私が会社勤めをしていた20代半ばの頃の事、ボーナス査定に納得がいかず、会社に抗議をしたことがある。
私は、誰がいくらもらったかなど、詮索するようなことはしないし、自分がいくらもらったなどと、人に言うようなことはしない。
けれども、社内の中には「俺はいくらもらった」と吹聴するような人間がいて、たまたま、その話が私の耳に入ってきた。
「なに、あいつがそれだけもらっているのか」「それはおかしい!」
「私の方が、あいつよりも仕事をしているのに!」
納得いかないと思った私は、直属の上司である課長に抗議した。
するとその課長は、支社長に話を上げてくださった。
後日、私は支社長と面談をすることになった。
支社長 「君のいうことはわかる」「確かに君の言うとおりだ」
「しかし、今から君のボーナスを増やすとなると、全社員のボーナスの割り振りをやり直す必要が出てくる」
私 「わかりました」「私は金額のことを言っているのではなく、あの人よりもなぜ、私の方が評価が低いのか、
それは納得がいかないと申し上げているので、そのことを、わかっていただけたのならそれで結構です」
とお答えした。
認めてもらえたのなら、それ以上、どうこういうつもりはなかった。
この話は、当時、私が26歳ぐらいだったから、今から35年ぐらい前の話になる。
後から考えればだが、私よりもボーナスが多かったという人は、私よりも年齢が一つ上で、私の先輩にあたる。

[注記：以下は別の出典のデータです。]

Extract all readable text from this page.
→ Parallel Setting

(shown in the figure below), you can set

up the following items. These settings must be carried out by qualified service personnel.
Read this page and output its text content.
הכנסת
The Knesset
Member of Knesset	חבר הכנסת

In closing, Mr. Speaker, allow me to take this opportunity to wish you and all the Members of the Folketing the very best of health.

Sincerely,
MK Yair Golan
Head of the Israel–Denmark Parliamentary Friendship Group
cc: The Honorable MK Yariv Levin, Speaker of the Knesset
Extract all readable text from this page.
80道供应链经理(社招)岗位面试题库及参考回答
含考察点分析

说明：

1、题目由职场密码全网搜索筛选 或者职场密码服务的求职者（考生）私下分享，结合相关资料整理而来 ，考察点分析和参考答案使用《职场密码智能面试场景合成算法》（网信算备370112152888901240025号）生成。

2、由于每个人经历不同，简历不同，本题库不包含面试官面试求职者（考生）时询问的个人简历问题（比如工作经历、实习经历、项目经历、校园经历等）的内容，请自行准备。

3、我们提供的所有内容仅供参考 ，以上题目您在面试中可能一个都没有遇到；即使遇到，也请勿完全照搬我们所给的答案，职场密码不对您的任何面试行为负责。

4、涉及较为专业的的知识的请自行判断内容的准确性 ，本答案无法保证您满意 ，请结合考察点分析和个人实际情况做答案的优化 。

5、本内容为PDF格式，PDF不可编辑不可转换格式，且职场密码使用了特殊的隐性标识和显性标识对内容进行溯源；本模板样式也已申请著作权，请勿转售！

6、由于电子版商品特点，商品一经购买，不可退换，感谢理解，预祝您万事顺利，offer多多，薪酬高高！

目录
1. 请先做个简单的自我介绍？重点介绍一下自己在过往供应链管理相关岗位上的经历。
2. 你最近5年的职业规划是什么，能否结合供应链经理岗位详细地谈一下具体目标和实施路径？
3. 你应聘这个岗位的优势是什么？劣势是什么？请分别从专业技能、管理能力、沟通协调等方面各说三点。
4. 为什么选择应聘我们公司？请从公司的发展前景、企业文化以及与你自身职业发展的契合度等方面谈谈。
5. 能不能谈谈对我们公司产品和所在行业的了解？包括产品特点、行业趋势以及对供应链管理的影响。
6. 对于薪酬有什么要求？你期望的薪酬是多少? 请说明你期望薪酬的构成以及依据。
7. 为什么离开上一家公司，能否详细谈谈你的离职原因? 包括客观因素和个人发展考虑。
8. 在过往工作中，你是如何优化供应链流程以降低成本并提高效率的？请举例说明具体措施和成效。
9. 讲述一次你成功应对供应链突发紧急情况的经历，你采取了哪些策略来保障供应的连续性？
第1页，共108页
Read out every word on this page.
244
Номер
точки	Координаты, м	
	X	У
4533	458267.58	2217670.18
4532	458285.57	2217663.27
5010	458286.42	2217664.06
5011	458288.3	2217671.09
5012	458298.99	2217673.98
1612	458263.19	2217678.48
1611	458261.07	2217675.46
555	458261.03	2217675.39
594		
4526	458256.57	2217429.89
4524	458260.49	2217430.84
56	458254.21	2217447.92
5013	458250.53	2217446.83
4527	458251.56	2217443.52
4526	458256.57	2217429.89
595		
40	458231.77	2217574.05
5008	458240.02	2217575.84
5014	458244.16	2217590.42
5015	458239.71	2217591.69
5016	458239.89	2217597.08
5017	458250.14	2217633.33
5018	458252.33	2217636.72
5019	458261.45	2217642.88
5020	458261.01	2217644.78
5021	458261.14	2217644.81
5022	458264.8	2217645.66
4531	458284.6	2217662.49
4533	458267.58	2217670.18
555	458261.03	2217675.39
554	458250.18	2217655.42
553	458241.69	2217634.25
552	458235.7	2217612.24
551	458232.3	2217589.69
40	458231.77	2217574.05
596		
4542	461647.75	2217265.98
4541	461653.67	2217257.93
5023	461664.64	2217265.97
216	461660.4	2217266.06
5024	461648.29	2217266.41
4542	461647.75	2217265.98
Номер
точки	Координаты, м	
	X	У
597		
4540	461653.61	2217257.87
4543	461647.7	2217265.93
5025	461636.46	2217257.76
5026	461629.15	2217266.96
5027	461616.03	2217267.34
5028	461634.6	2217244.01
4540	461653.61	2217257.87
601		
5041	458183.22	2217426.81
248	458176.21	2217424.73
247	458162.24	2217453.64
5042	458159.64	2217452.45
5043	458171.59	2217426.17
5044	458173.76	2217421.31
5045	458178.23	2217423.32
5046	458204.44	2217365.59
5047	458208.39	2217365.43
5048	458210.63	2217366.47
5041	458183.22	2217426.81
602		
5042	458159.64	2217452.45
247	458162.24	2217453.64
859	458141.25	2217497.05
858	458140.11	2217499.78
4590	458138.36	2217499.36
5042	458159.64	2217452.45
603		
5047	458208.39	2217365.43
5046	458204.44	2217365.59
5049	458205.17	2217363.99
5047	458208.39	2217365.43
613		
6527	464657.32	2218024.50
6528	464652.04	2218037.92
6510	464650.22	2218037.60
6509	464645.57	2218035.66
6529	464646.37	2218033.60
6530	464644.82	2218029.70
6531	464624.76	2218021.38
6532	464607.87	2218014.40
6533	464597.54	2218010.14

ということは、当時はまだ年功序列重視の時代であり、査定がどうこうというよりも、年齢によって支給額が決まっていたのだろう。
まだ若かった私は、そんなことは考えもせず、「あいつよりも俺の方がよっぽど仕事をしている」という自負があったので会社に対して抗議したのだった。
現在は、旧態依然とした年功序列ではなく、成果報酬というような形に移行してきているが、当時の私の中には既にそんな考えがあったと思う。
ボーナスとか給料は、社員個々の成果に応じて支払うべきものだと思う。
受け取る金額に納得が行かなければ、交渉すればいいと思う。